O aumento de estímulos fiscais para a produção de energia solar e a instalação de aerogeradores de energia eólica no mar compõem a lista de demandas das empresas do setor. Prates já apresentou um projeto de lei que inclui o hidrogênio como fonte de energia na matriz brasileira e fixa metas para inserção nos gasodutos brasileiros. A “Lei do Hidrogênio” (PL 725/2022) prevê que, até 2032, será adicionado um percentual mínimo de 5% de hidrogênio na rede de gasodutos e 10% até 2050, quando a participação do hidrogênio verde (limpo) deve ser de 80%.
Atualmente, os estados no Nordeste, como Ceará, Pernambuco e Bahia, tentam atrair investimentos de empresas como a australiana Fortescue, a francesa Qair Internacional e a paulista Unigel, de olho no potencial do hidrogênio verde para contribuir no processo de descarbonização da economia, diante dos alertas científicos sobre a piora dos indicadores ambientais. A Petrobras tem um histórico de envolvimento em desastres ambientais e, nas últimas décadas, focou mais no pré-sal do que em energia limpa, área já explorada pelo setor privado e seus pares.
“Dado que grande parte de sua matriz energética é limpa, o Brasil tem grande potencial para produzir e exportar hidrogênio verde, e é possível observar que o governo e as empresas começam a dar atenção a essa fonte de energia no país”, escreveram os analistas Vicente Falanga (Bradesco BBI) e Ricardo França (Ágora Investimentos) em recente relatório sobre a “Lei do Hidrogênio”.

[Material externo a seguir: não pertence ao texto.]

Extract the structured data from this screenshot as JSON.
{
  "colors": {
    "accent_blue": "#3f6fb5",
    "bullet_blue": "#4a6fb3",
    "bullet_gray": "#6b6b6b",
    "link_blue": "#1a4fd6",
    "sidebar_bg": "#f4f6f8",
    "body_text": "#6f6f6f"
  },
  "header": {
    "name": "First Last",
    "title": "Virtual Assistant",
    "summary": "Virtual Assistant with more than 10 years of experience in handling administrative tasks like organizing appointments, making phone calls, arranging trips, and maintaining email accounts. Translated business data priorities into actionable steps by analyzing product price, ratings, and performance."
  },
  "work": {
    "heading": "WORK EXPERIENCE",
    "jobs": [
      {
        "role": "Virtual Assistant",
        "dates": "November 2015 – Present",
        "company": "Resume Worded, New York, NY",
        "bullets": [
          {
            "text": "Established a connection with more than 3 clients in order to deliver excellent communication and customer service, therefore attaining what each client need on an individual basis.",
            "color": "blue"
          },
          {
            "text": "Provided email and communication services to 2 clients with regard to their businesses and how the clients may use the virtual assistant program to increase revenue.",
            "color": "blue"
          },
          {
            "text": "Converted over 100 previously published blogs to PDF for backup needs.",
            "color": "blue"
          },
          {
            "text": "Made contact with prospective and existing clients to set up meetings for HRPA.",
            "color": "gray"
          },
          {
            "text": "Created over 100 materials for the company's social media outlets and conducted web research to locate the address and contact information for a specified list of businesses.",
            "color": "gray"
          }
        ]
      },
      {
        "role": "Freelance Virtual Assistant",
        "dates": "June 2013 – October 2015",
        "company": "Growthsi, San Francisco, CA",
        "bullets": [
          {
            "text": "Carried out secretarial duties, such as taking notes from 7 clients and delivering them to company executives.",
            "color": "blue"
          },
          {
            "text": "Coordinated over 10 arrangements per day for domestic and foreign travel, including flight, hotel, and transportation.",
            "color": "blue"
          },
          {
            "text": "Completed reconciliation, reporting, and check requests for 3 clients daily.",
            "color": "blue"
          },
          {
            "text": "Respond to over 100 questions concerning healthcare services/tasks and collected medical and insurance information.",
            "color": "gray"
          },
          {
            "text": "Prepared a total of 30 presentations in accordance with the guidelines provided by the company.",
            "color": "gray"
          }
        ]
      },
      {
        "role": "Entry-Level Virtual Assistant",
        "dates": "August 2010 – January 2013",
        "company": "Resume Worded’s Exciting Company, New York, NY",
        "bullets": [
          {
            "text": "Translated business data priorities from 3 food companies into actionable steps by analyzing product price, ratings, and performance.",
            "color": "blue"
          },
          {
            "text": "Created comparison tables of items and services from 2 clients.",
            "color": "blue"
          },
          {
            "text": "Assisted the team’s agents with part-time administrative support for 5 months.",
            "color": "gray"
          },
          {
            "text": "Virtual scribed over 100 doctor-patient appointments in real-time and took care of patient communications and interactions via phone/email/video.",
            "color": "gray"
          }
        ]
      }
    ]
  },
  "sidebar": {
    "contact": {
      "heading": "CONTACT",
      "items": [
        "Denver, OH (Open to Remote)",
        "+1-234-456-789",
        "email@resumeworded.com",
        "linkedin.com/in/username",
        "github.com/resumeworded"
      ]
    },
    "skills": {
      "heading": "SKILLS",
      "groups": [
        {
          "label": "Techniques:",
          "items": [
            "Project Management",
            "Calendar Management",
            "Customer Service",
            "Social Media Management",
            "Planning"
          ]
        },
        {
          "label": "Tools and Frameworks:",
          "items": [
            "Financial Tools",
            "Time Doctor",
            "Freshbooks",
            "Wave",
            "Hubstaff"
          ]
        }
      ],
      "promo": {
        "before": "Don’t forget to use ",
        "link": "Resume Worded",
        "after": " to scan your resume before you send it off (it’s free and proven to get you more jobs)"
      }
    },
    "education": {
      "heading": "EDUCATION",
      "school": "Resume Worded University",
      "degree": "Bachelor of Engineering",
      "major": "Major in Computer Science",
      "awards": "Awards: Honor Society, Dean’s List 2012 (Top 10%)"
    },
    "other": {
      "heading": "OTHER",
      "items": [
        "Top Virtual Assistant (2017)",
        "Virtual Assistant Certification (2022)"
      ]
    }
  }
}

Na avaliação dessa dupla de especialistas, Petrobras, Raízen (RAIZ4), sociedade entre Cosan (CSAN3) e Shell, a colombiana Ecopetrol e a Vibra (VBBR3), ex-BR Distribuidora, são as empresas mais bem posicionadas para se tornarem protagonistas da cadeia de fornecimento de hidrogênio.
Financiamento
O novo CEO vai assumir a Petrobras no momento em que os bancos brasileiros dedicam cada vez mais atenção e recursos ao setor de energia limpa. Em 2022, o BNDES (Banco Nacional de Desenvolvimento Econômico e Social) decidiu, por exemplo, financiar os parques eólicos na Bahia. Uma participação do BNDES de R$ 690 milhões foi concedida a quatro sociedades de propósitos específicos controladas pela Casa dos Ventos, que diz ser a detentora do maior portfólio de projetos eólicos e solares do Brasil.

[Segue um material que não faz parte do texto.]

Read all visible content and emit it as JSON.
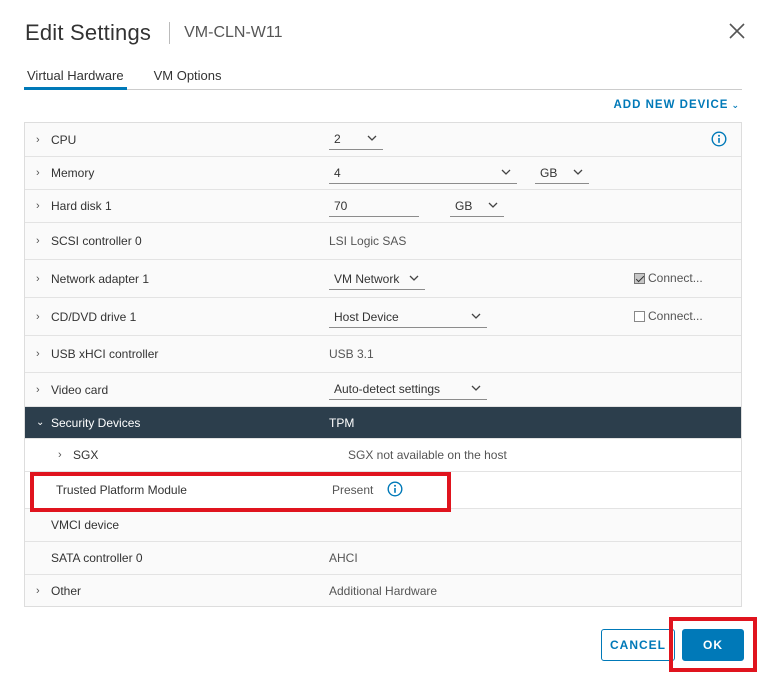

A Dow, gigante norte-americana de produtos químicos, plásticos e agropecuários, tem contrato com a Casa dos Ventos para a aquisição de energia eólica destinada ao abastecimento de parte da demanda da unidade no município mineiro de Santos Dumont. Com prazo de 15 anos, o acordo prevê ainda a possibilidade de a Dow fazer um investimento financeiro em parque eólico.

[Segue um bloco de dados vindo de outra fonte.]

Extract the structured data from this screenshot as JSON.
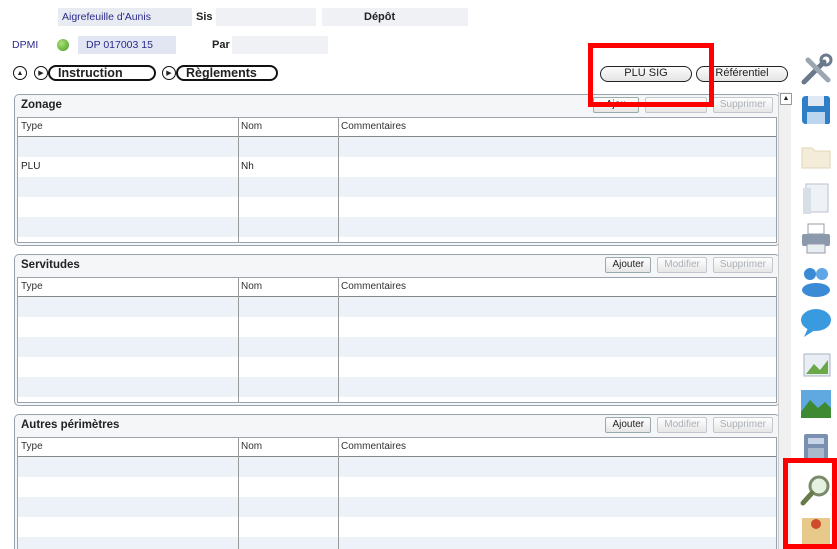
{
  "header": {
    "commune": "Aigrefeuille d'Aunis",
    "sis_label": "Sis",
    "depot_label": "Dépôt",
    "dossier_type": "DPMI",
    "dossier_number": "DP 017003 15",
    "par_label": "Par"
  },
  "nav": {
    "instruction": "Instruction",
    "reglements": "Règlements",
    "plu_sig": "PLU SIG",
    "referentiel": "Référentiel"
  },
  "buttons": {
    "add": "Ajouter",
    "modify": "Modifier",
    "delete": "Supprimer"
  },
  "columns": {
    "type": "Type",
    "nom": "Nom",
    "commentaires": "Commentaires"
  },
  "zonage": {
    "title": "Zonage",
    "add_label": "Ajou",
    "rows": [
      {
        "type": "",
        "nom": "",
        "comment": ""
      },
      {
        "type": "PLU",
        "nom": "Nh",
        "comment": ""
      }
    ]
  },
  "servitudes": {
    "title": "Servitudes"
  },
  "autres": {
    "title": "Autres périmètres"
  },
  "toolbar_icons": [
    "tools-icon",
    "save-icon",
    "folder-icon",
    "document-icon",
    "print-icon",
    "users-icon",
    "chat-bubble-icon",
    "image-icon",
    "landscape-icon",
    "calculator-icon",
    "search-icon",
    "map-icon"
  ],
  "colors": {
    "highlight": "#ff0000",
    "status_green": "#4a9a1e",
    "row_alt": "#edf1f8"
  }
}
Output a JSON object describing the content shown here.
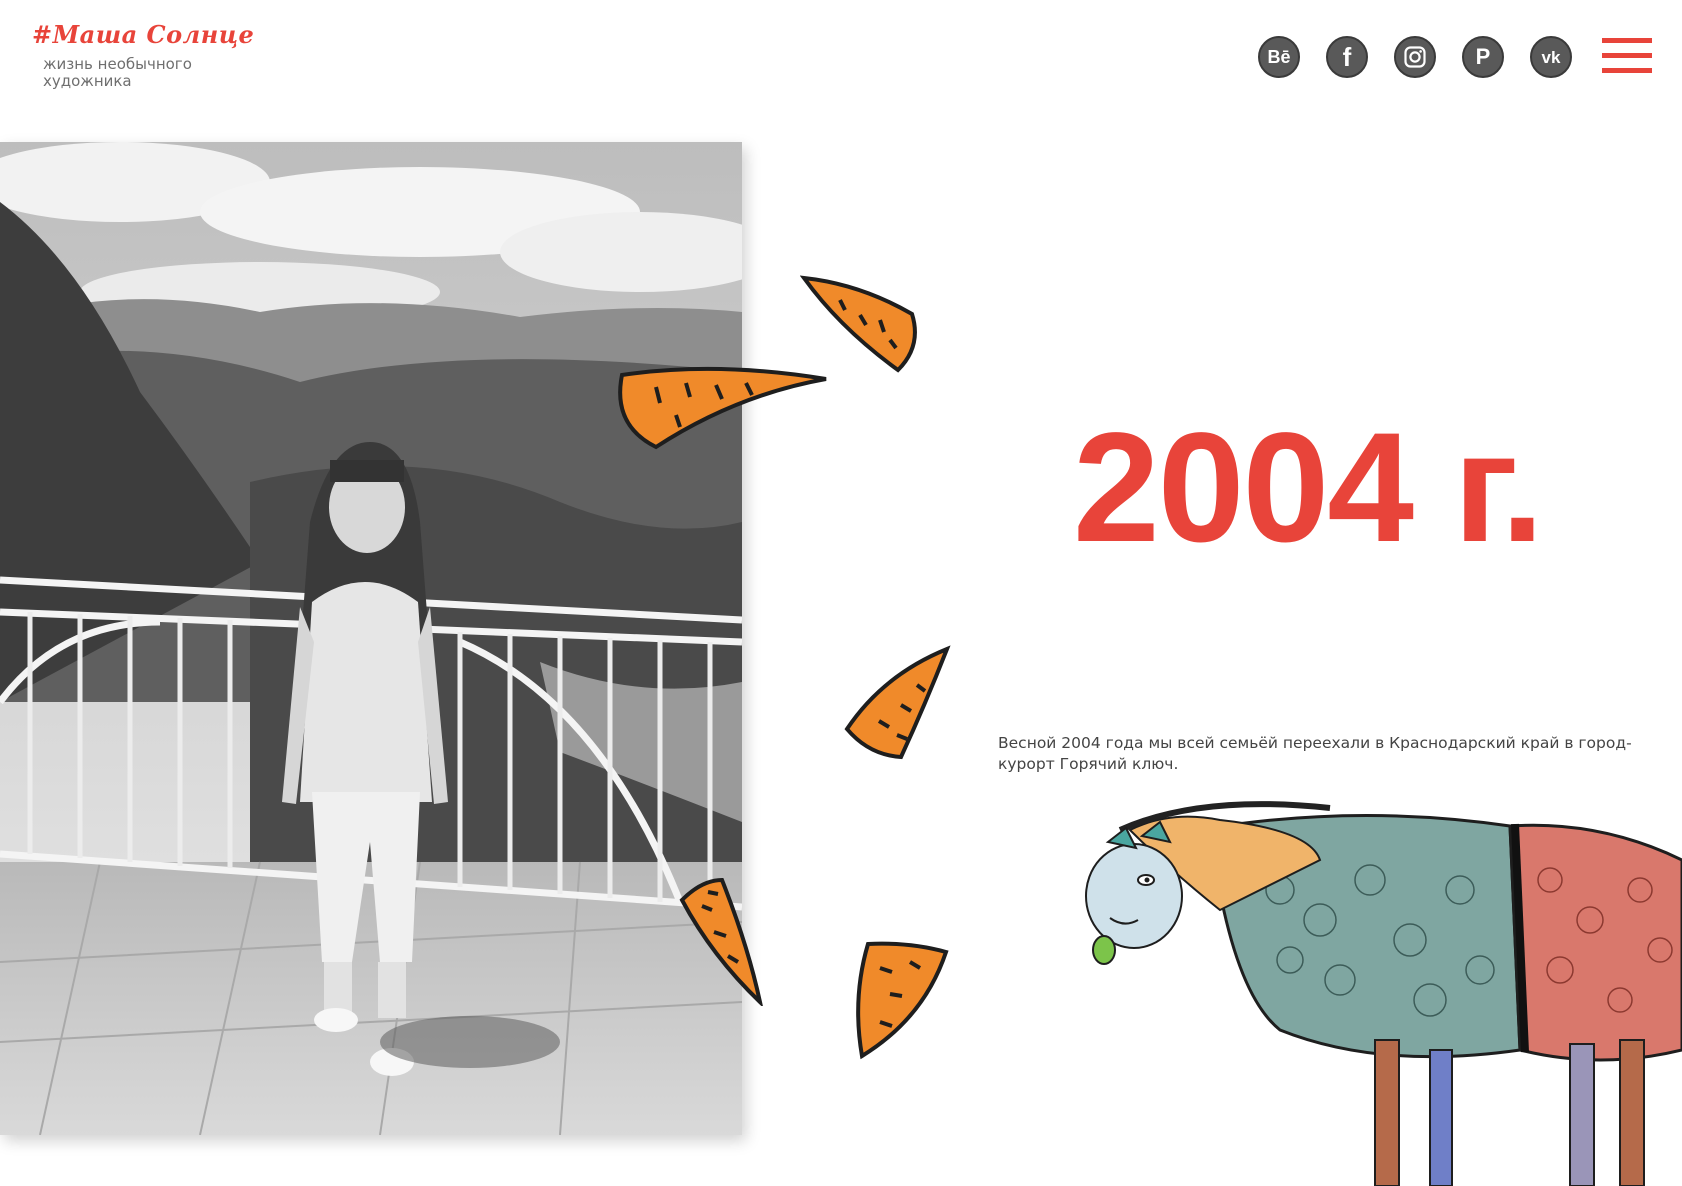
{
  "header": {
    "logo_title": "#Маша Солнце",
    "logo_subtitle": "жизнь необычного художника",
    "social_links": [
      {
        "label": "Bē",
        "icon": "behance-icon",
        "name": "behance-link"
      },
      {
        "label": "f",
        "icon": "facebook-icon",
        "name": "facebook-link"
      },
      {
        "label": "",
        "icon": "instagram-icon",
        "name": "instagram-link"
      },
      {
        "label": "P",
        "icon": "pinterest-icon",
        "name": "pinterest-link"
      },
      {
        "label": "vk",
        "icon": "vk-icon",
        "name": "vk-link"
      }
    ],
    "menu_icon": "hamburger-menu-icon"
  },
  "main": {
    "year": "2004 г.",
    "description": "Весной 2004 года мы всей семьёй переехали в  Краснодарский край в город-курорт Горячий ключ."
  },
  "colors": {
    "accent": "#e8443a",
    "social_bg": "#595959",
    "text": "#444444",
    "carrot": "#f08a2a"
  }
}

Outra companhia com interesses nesse segmento é a Vestas, fabricante dinamarquesa de turbinas eólicas onshore e offshore, que também tem acordo com a Casa do Ventos para um projeto eólico no Rio Grande do Norte. A Casa dos Ventos é o maior cliente da Vestas na América Latina.
Além do BNDES, o Santander Brasil (SANB11) é outro banco que mira esse setor. Em julho de 2020, a estratégia de negócios do Santander levou a operação brasileira do banco espanhol a lançar uma linha de crédito para o financiamento de painéis fotovoltaicos.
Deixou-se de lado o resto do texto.